CHAMPAIGN, Ill. (WCIA) – Naloxone is used to reverse the effects of opioid overdoses, and it has become more available to the public in recent years. According to Carle Health, their Arrow Ambulance team administered it more than 300 times last year.
More of the drug may be on pharmacy shelves soon. A nonprofit was recently granted priority review for its new drug application. The product is called RiVive, and the intent is to do just that. It’s a naloxone nasal spray and an addiction recovery physician explained how it works.
“Because the overdose rate is so high throughout the country, any individual who is found down and unresponsive should be considered an opioid overdose until proven otherwise,” Carle physician Dr. James Besante said.
That’s why doctors like Besante are working to get more naloxone into the community – something he calls an essential tool in the fight against the opioid epidemic.
“It will immediately bump that opioid off the receptor in that person’s central nervous system and it will revive the individual,” Besante said.
As opioid overdose cases have risen over the years, so has the use of the emergency drug under names like Narcan.
“I can’t even guess how many lives we’ve saved with it,” Champaign Fire Battalion Chief John Hocking said.
Fire departments and police departments carry Narcan, and Hocking said they need to administer it far too often.
“Now that people are able to get it over the counter, it will hopefully help with some of the accidental overdoses for people who are just on pain meds and things like that,” Hocking said.
Besante said a standing order was created in 2017 to grant anyone access to naloxone, and he recommends having some on hand if you or someone you know is using opioids.
“Whether it’s with people just receiving a opioid prescription because they have chronic or acute pain, or for people who just want to be empowered to save a life if they encounter a person overdosing on opioids,” Besante said.
He said signs of an overdose you should look out for are: if someone is unresponsive, cool to the touch, breathing slowly and blue in the fingers and lips.
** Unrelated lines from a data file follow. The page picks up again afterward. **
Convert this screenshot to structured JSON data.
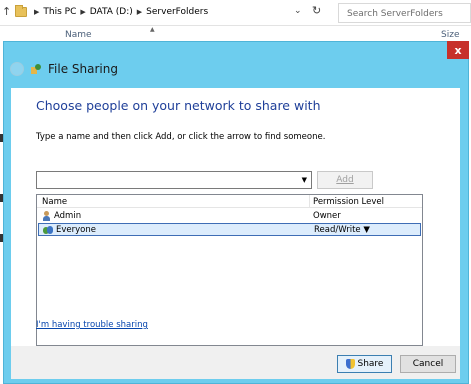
{
  "explorer": {
    "breadcrumbs": [
      "This PC",
      "DATA (D:)",
      "ServerFolders"
    ],
    "search_placeholder": "Search ServerFolders",
    "column_name": "Name",
    "column_size": "Size"
  },
  "dialog": {
    "title": "File Sharing",
    "close_label": "x",
    "heading": "Choose people on your network to share with",
    "instruction": "Type a name and then click Add, or click the arrow to find someone.",
    "name_input_value": "",
    "add_button_label": "Add",
    "list": {
      "columns": [
        "Name",
        "Permission Level"
      ],
      "rows": [
        {
          "name": "Admin",
          "permission": "Owner",
          "icon": "user-icon",
          "selected": false
        },
        {
          "name": "Everyone",
          "permission": "Read/Write ▼",
          "icon": "group-icon",
          "selected": true
        }
      ]
    },
    "trouble_link": "I'm having trouble sharing",
    "share_button_label": "Share",
    "cancel_button_label": "Cancel"
  },
  "colors": {
    "frame_blue": "#6dcdee",
    "heading_blue": "#1f3f99",
    "close_red": "#c7312b",
    "selection_bg": "#dcecfc"
  }
}
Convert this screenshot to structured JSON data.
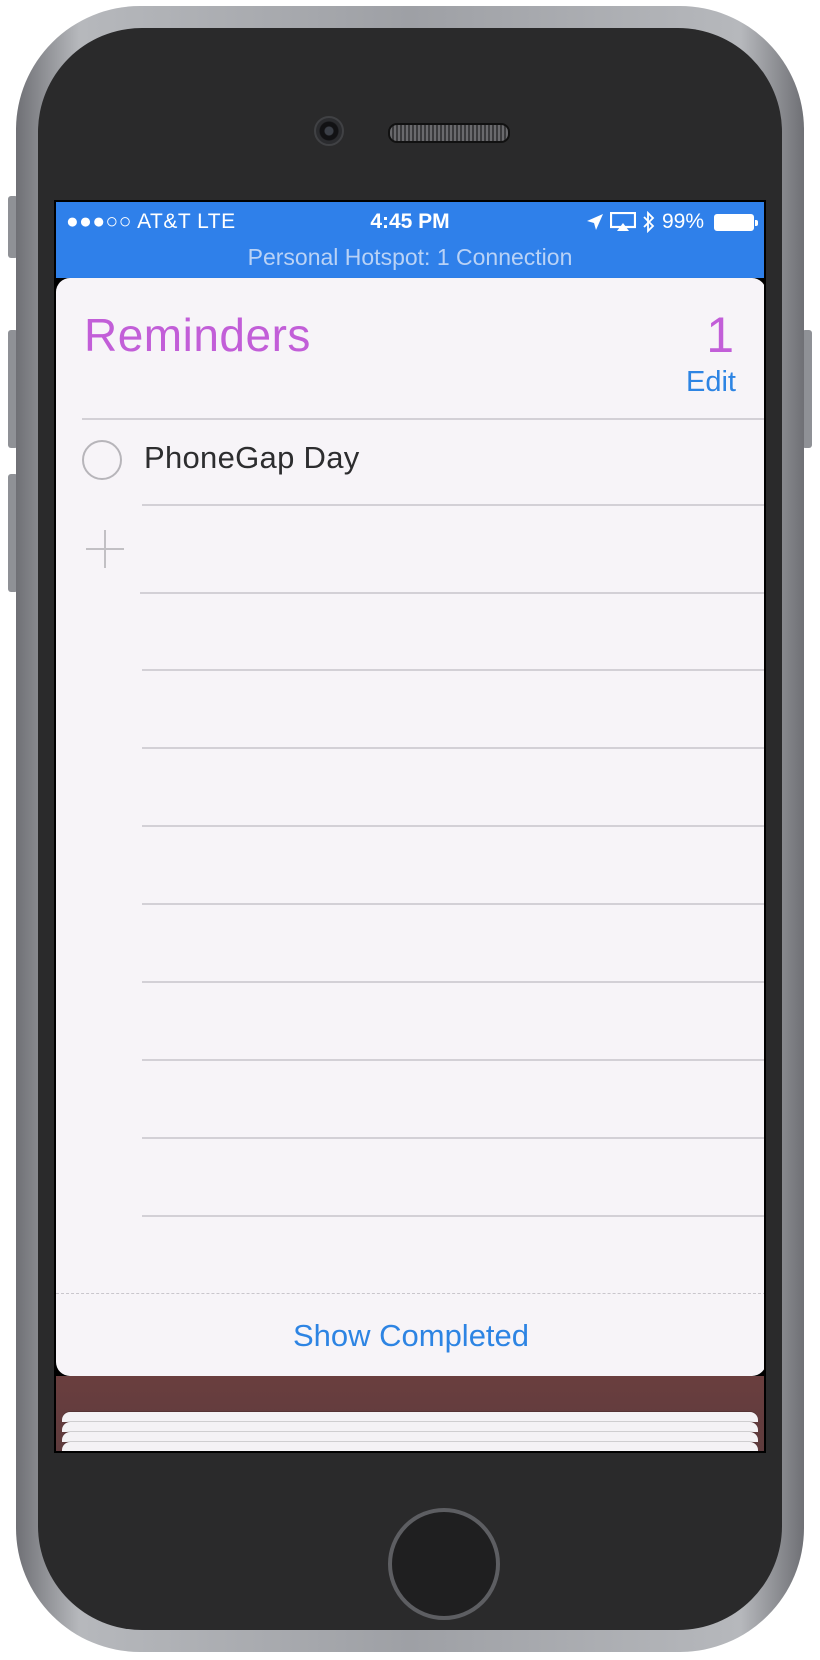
{
  "statusbar": {
    "carrier": "●●●○○ AT&T   LTE",
    "time": "4:45 PM",
    "battery": "99%",
    "hotspot": "Personal Hotspot: 1 Connection",
    "color": "#2f80ea"
  },
  "reminders": {
    "title": "Reminders",
    "count": "1",
    "edit_label": "Edit",
    "items": [
      {
        "text": "PhoneGap Day",
        "completed": false
      }
    ],
    "show_completed_label": "Show Completed",
    "accent_color": "#c25ed8",
    "link_color": "#2d84e3"
  },
  "icons": {
    "location": "location-arrow-icon",
    "airplay": "airplay-icon",
    "bluetooth": "bluetooth-icon",
    "battery": "battery-icon",
    "add": "plus-icon"
  }
}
When it comes to administering the drug, it’s always better to be safe than sorry – experts say naloxone won’t hurt someone, even if they’re suffering from a heart attack, stroke or seizure.
“But if the reason they are unresponsive is in some way, shape or form related to an opioid, you will likely save their life,” Besante said.
But, experts said some opioids are so strong that patients will require multiple doses of naloxone to respond. That’s why it’s also important to call 9-1-1 even if you give the drug to someone experiencing an overdose.